И хотя мышцы тут же напряглись, кровь ускорила бег по венам, Гэвин смотрел на неё молча.
Шмыгнув носом, Эмили кивнула:
– Но самое смешное: все начинается не так. Начинается все прекрасно, близко к тому, что ты представлял себе как что-то цельное. А потом, капля за каплей, отношения меняются, и становится любопытно: может быть, ты сходишь с ума. Ты буквально начинаешь сомневаться в своей вменяемости. В одну минуту человек, которого ты любишь – добрый и заботливый, а в следующую – он уже не такой. Первые несколько раз ты не принимаешь это во внимание, ссылаясь на то, что у него плохой день, но потом это становится регулярной моделью поведения. Человек, принимающий все это, не понимает и начинает обвинять себя.
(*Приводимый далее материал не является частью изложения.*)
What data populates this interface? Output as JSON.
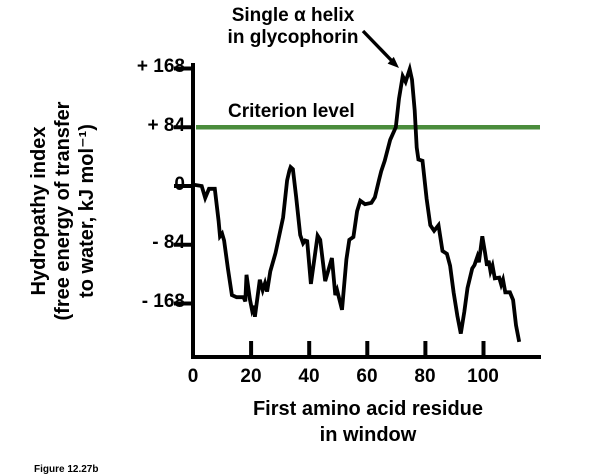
{
  "figure": {
    "annotation_line1": "Single α helix",
    "annotation_line2": "in glycophorin",
    "criterion_label": "Criterion level",
    "caption": "Figure 12.27b"
  },
  "chart_data": {
    "type": "line",
    "title": "",
    "xlabel_line1": "First amino acid residue",
    "xlabel_line2": "in window",
    "ylabel_line1": "Hydropathy index",
    "ylabel_line2": "(free energy of transfer",
    "ylabel_line3": "to water, kJ mol⁻¹)",
    "x_tick_labels": [
      "0",
      "20",
      "40",
      "60",
      "80",
      "100"
    ],
    "x_tick_values": [
      0,
      20,
      40,
      60,
      80,
      100
    ],
    "y_tick_labels": [
      "+ 168",
      "+ 84",
      "0",
      "- 84",
      "- 168"
    ],
    "y_tick_values": [
      168,
      84,
      0,
      -84,
      -168
    ],
    "xlim": [
      0,
      120
    ],
    "ylim": [
      -240,
      195
    ],
    "grid": false,
    "legend": "none",
    "criterion_level": 84,
    "criterion_color": "#4a8c3c",
    "line_color": "#000000",
    "series": [
      {
        "name": "hydropathy",
        "points": [
          [
            0,
            2
          ],
          [
            3,
            0
          ],
          [
            4.2,
            -17
          ],
          [
            5.5,
            -4
          ],
          [
            7.5,
            -4
          ],
          [
            8.8,
            -50
          ],
          [
            9.3,
            -72
          ],
          [
            10,
            -68
          ],
          [
            10.7,
            -78
          ],
          [
            12,
            -118
          ],
          [
            13.4,
            -156
          ],
          [
            15,
            -159
          ],
          [
            17.4,
            -159
          ],
          [
            18,
            -165
          ],
          [
            18.4,
            -127
          ],
          [
            19.6,
            -162
          ],
          [
            20.3,
            -177
          ],
          [
            20.8,
            -171
          ],
          [
            21.3,
            -187
          ],
          [
            23,
            -134
          ],
          [
            24,
            -149
          ],
          [
            24.8,
            -139
          ],
          [
            25.5,
            -151
          ],
          [
            26.6,
            -122
          ],
          [
            28.4,
            -96
          ],
          [
            31,
            -45
          ],
          [
            32.4,
            8
          ],
          [
            33.2,
            22
          ],
          [
            33.6,
            27
          ],
          [
            34.4,
            24
          ],
          [
            35.5,
            -15
          ],
          [
            36.9,
            -70
          ],
          [
            37.9,
            -82
          ],
          [
            38.6,
            -78
          ],
          [
            39.3,
            -79
          ],
          [
            40.6,
            -140
          ],
          [
            42.9,
            -71
          ],
          [
            43.8,
            -77
          ],
          [
            45.5,
            -136
          ],
          [
            47.8,
            -103
          ],
          [
            49,
            -156
          ],
          [
            49.6,
            -149
          ],
          [
            51.3,
            -177
          ],
          [
            52.8,
            -105
          ],
          [
            53.8,
            -77
          ],
          [
            55.2,
            -73
          ],
          [
            56.5,
            -36
          ],
          [
            57.6,
            -21
          ],
          [
            59.2,
            -26
          ],
          [
            61.4,
            -24
          ],
          [
            62.6,
            -16
          ],
          [
            64,
            8
          ],
          [
            64.8,
            21
          ],
          [
            66,
            36
          ],
          [
            67.9,
            66
          ],
          [
            69.8,
            84
          ],
          [
            70.9,
            125
          ],
          [
            72.2,
            157
          ],
          [
            73.2,
            149
          ],
          [
            74.6,
            167
          ],
          [
            75.4,
            152
          ],
          [
            76.3,
            108
          ],
          [
            77,
            55
          ],
          [
            77.6,
            38
          ],
          [
            79,
            36
          ],
          [
            80.4,
            -18
          ],
          [
            81.7,
            -56
          ],
          [
            83,
            -64
          ],
          [
            84.5,
            -56
          ],
          [
            85.9,
            -93
          ],
          [
            87.4,
            -97
          ],
          [
            88.5,
            -114
          ],
          [
            89.7,
            -152
          ],
          [
            91,
            -186
          ],
          [
            92.2,
            -211
          ],
          [
            93.4,
            -180
          ],
          [
            94.5,
            -146
          ],
          [
            96.1,
            -118
          ],
          [
            96.9,
            -113
          ],
          [
            97.9,
            -101
          ],
          [
            98.4,
            -109
          ],
          [
            99.6,
            -72
          ],
          [
            100.5,
            -95
          ],
          [
            101.2,
            -114
          ],
          [
            101.8,
            -107
          ],
          [
            102.4,
            -122
          ],
          [
            103.1,
            -114
          ],
          [
            103.9,
            -132
          ],
          [
            105.4,
            -131
          ],
          [
            106.1,
            -141
          ],
          [
            106.7,
            -134
          ],
          [
            107.5,
            -152
          ],
          [
            109.1,
            -152
          ],
          [
            110.2,
            -163
          ],
          [
            111.2,
            -199
          ],
          [
            112.3,
            -223
          ]
        ]
      }
    ]
  }
}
Находясь в полной боевой готовности, Гэвин сжал челюсти и постарался, чтобы его тон был спокойным. Проведя пальцами по её щеке, он спросил низким шепотом:
– Диллан поднял на тебя руку?
Дрожа всем телом, Эмили сглотнула:
– Ты знал, что психическое насилие может заставить жертву впасть в депрессию, чувствовать страх, беспомощность, отрицать собственную ценность и быть в отчаянии? Но это не имеет значения, потому что твои чувства не учитываются, и ты не осознаешь, что никогда и не будут. Порой мучитель заставляет тебя думать, что с тобой считаются. Затем ты снова возвращаешься к мысли, что только ты в этом повинна, не они. Но обычно твои потребности и чувства, если у тебя вообще есть чертова смелость показать их – а у большинства женщин нет – игнорируются, высмеиваются, сводятся к минимуму и отбрасываются. Тебе говорят: ты слишком требовательна или с тобой что-то не так. По сути, тебе отказано в праве чувствовать… Вообще что-либо.
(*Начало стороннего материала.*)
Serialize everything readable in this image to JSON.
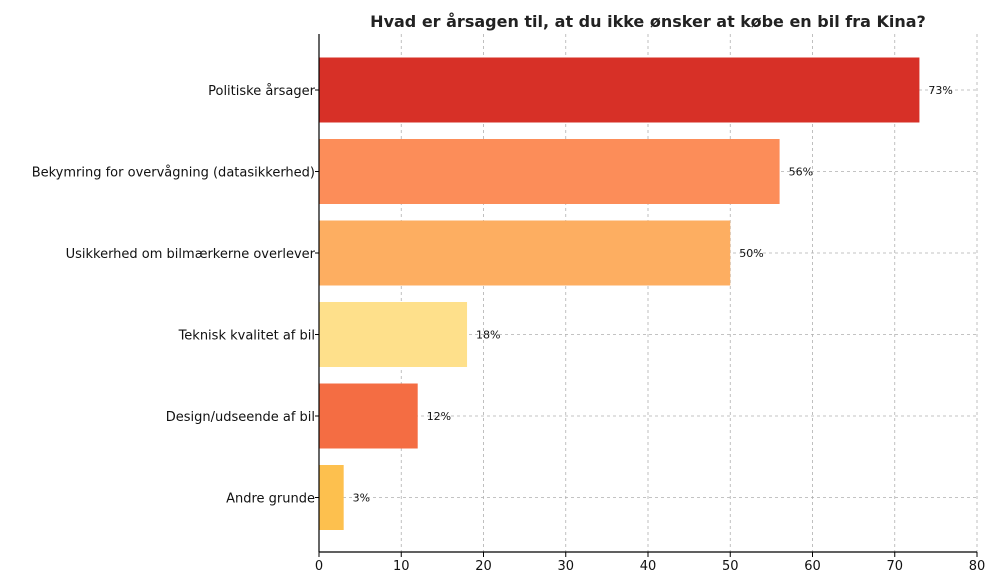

Истерически рыдая, Эмили направилась в гостиную. Сев на диван, она посмотрела на Гэвина, вошедшего следом за ней, его взгляд был прикован к ней.
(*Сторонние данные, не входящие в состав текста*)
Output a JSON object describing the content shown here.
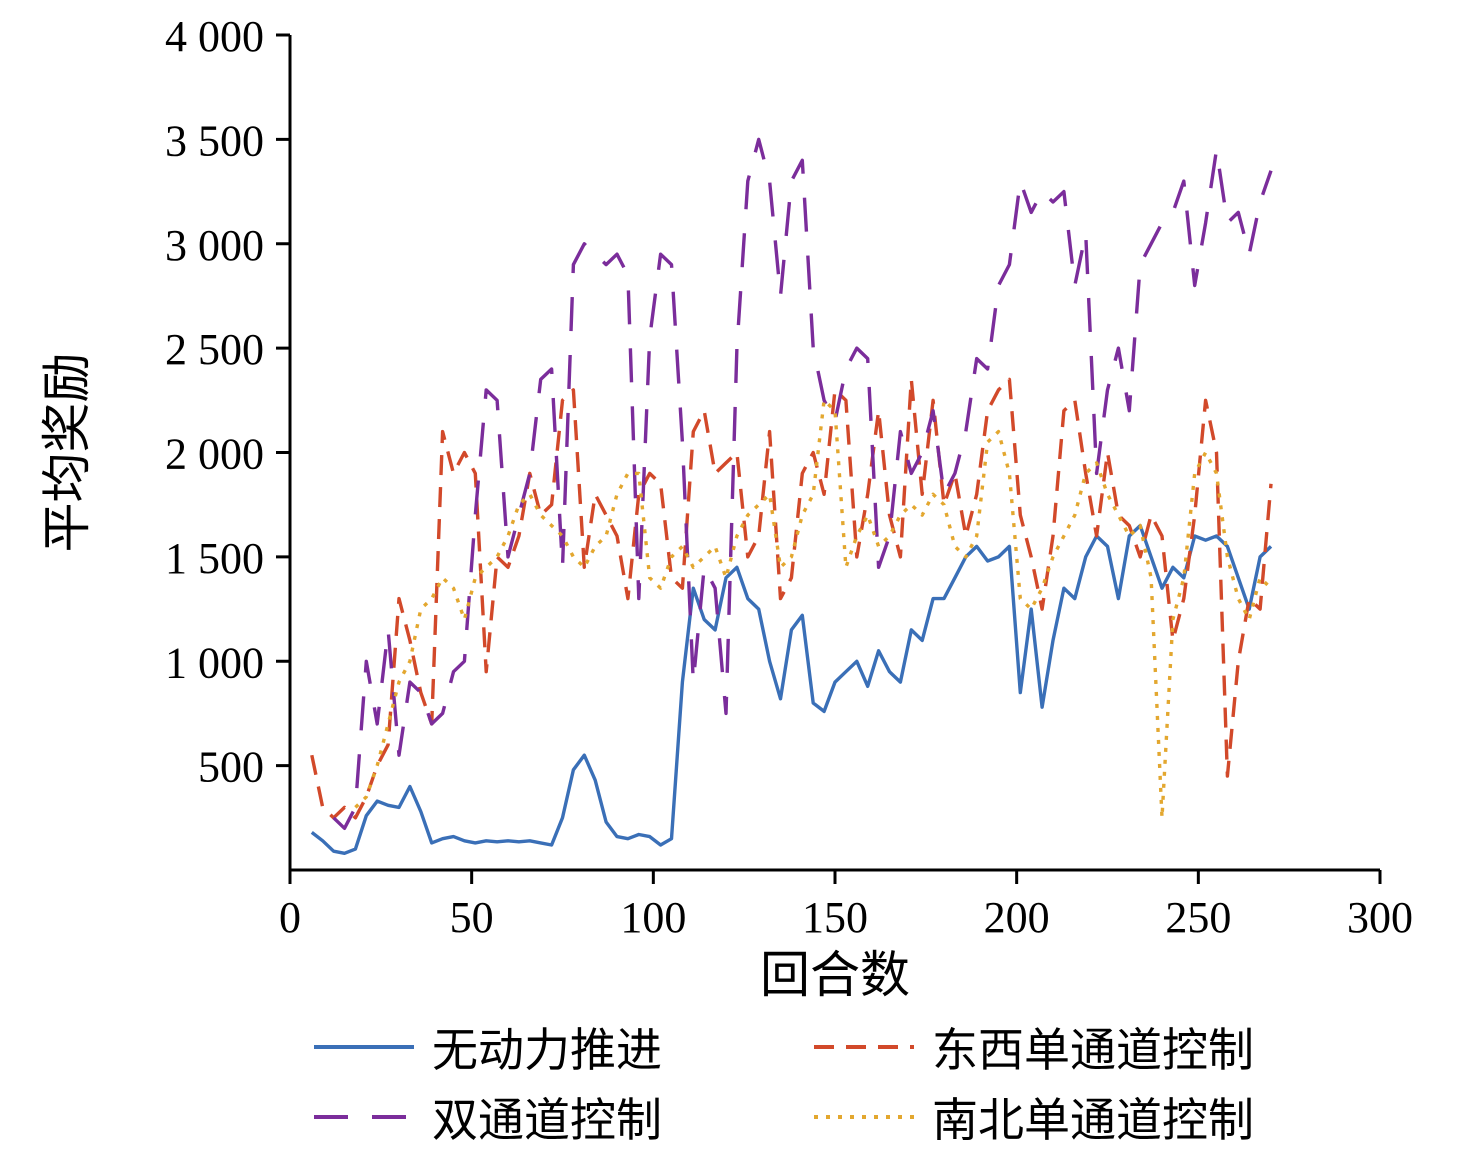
{
  "chart_data": {
    "type": "line",
    "title": "",
    "xlabel": "回合数",
    "ylabel": "平均奖励",
    "xlim": [
      0,
      300
    ],
    "ylim": [
      0,
      4000
    ],
    "grid": false,
    "legend_position": "bottom",
    "x_ticks": [
      0,
      50,
      100,
      150,
      200,
      250,
      300
    ],
    "x_tick_labels": [
      "0",
      "50",
      "100",
      "150",
      "200",
      "250",
      "300"
    ],
    "y_ticks": [
      500,
      1000,
      1500,
      2000,
      2500,
      3000,
      3500,
      4000
    ],
    "y_tick_labels": [
      "500",
      "1 000",
      "1 500",
      "2 000",
      "2 500",
      "3 000",
      "3 500",
      "4 000"
    ],
    "series": [
      {
        "name": "无动力推进",
        "color": "#3A6FB7",
        "dash": "solid",
        "x_start": 6,
        "x_step": 3,
        "values": [
          180,
          140,
          90,
          80,
          100,
          260,
          330,
          310,
          300,
          400,
          280,
          130,
          150,
          160,
          140,
          130,
          140,
          135,
          140,
          135,
          140,
          130,
          120,
          250,
          480,
          550,
          430,
          230,
          160,
          150,
          170,
          160,
          120,
          150,
          900,
          1350,
          1200,
          1150,
          1400,
          1450,
          1300,
          1250,
          1000,
          820,
          1150,
          1220,
          800,
          760,
          900,
          950,
          1000,
          880,
          1050,
          950,
          900,
          1150,
          1100,
          1300,
          1300,
          1400,
          1500,
          1550,
          1480,
          1500,
          1550,
          850,
          1250,
          780,
          1100,
          1350,
          1300,
          1500,
          1600,
          1550,
          1300,
          1600,
          1650,
          1500,
          1350,
          1450,
          1400,
          1600,
          1580,
          1600,
          1550,
          1400,
          1250,
          1500,
          1550
        ]
      },
      {
        "name": "东西单通道控制",
        "color": "#D2492A",
        "dash": "dash",
        "x_start": 6,
        "x_step": 3,
        "values": [
          550,
          300,
          250,
          300,
          250,
          350,
          500,
          600,
          1300,
          1100,
          850,
          700,
          2100,
          1900,
          2000,
          1900,
          950,
          1500,
          1450,
          1600,
          1900,
          1700,
          1750,
          2250,
          2300,
          1450,
          1800,
          1700,
          1600,
          1300,
          1800,
          1900,
          1850,
          1400,
          1350,
          2100,
          2200,
          1900,
          1950,
          2000,
          1500,
          1600,
          2100,
          1300,
          1400,
          1900,
          2000,
          1800,
          2300,
          2250,
          1500,
          1800,
          2200,
          1700,
          1500,
          2350,
          1800,
          2250,
          1750,
          1900,
          1600,
          1800,
          2200,
          2300,
          2350,
          1700,
          1500,
          1250,
          1600,
          2200,
          2250,
          1900,
          1600,
          2000,
          1700,
          1650,
          1500,
          1700,
          1600,
          1100,
          1300,
          1700,
          2250,
          2000,
          450,
          1000,
          1300,
          1250,
          1850
        ]
      },
      {
        "name": "双通道控制",
        "color": "#7B2D9B",
        "dash": "longdash",
        "x_start": 12,
        "x_step": 3,
        "values": [
          250,
          200,
          300,
          1000,
          700,
          1150,
          550,
          900,
          850,
          700,
          750,
          950,
          1000,
          1700,
          2300,
          2250,
          1500,
          1700,
          1900,
          2350,
          2400,
          1450,
          2900,
          3000,
          2950,
          2900,
          2950,
          2850,
          1300,
          2550,
          2950,
          2900,
          2050,
          900,
          1450,
          1350,
          750,
          2500,
          3300,
          3500,
          3300,
          2750,
          3300,
          3400,
          2500,
          2250,
          2150,
          2400,
          2500,
          2450,
          1450,
          1600,
          2100,
          1900,
          2000,
          2200,
          1800,
          1900,
          2100,
          2450,
          2400,
          2800,
          2900,
          3300,
          3150,
          3250,
          3200,
          3250,
          2800,
          3050,
          1900,
          2300,
          2500,
          2200,
          2900,
          3000,
          3100,
          3150,
          3300,
          2800,
          3100,
          3450,
          3100,
          3150,
          2950,
          3200,
          3350
        ]
      },
      {
        "name": "南北单通道控制",
        "color": "#E3A72F",
        "dash": "dot",
        "x_start": 18,
        "x_step": 3,
        "values": [
          300,
          350,
          500,
          700,
          900,
          1000,
          1250,
          1300,
          1400,
          1350,
          1200,
          1400,
          1450,
          1500,
          1600,
          1750,
          1800,
          1700,
          1650,
          1600,
          1500,
          1450,
          1550,
          1600,
          1800,
          1900,
          1900,
          1400,
          1350,
          1500,
          1550,
          1450,
          1500,
          1550,
          1400,
          1600,
          1700,
          1750,
          1800,
          1450,
          1500,
          1700,
          1800,
          2250,
          2200,
          1450,
          1600,
          1700,
          1550,
          1600,
          1700,
          1750,
          1700,
          1800,
          1750,
          1550,
          1500,
          1600,
          2050,
          2100,
          1900,
          1300,
          1250,
          1350,
          1500,
          1600,
          1700,
          1900,
          1950,
          1800,
          1700,
          1600,
          1650,
          1400,
          250,
          1200,
          1400,
          1900,
          2000,
          1900,
          1500,
          1300,
          1200,
          1400,
          1350
        ]
      }
    ]
  }
}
– Иногда ты отдаляешься от друзей или тех, кого любишь. Порой даже не позволяешь себе с кем-то дружить. Несмотря на то, что ты отдала человеку свое сердце и душу, его поведение становится таким непредсказуемым, что ты будто ходишь по минному полю. Но ты продолжаешь любить, потому что он не был таким, когда вы встретились, и твоя вина кажется такой очевидной. Затем – здесь приходит самая истеричная часть и вообще то, насколько искаженной становится вся ситуация – ты начинаешь придумывать оправдания его непростительному поведению в попытке убедить себя, что все нормально. Фактически, ты пытаешься изо всех сил убедить себя, что только ты заставила его стать монстром, в которого он превратился.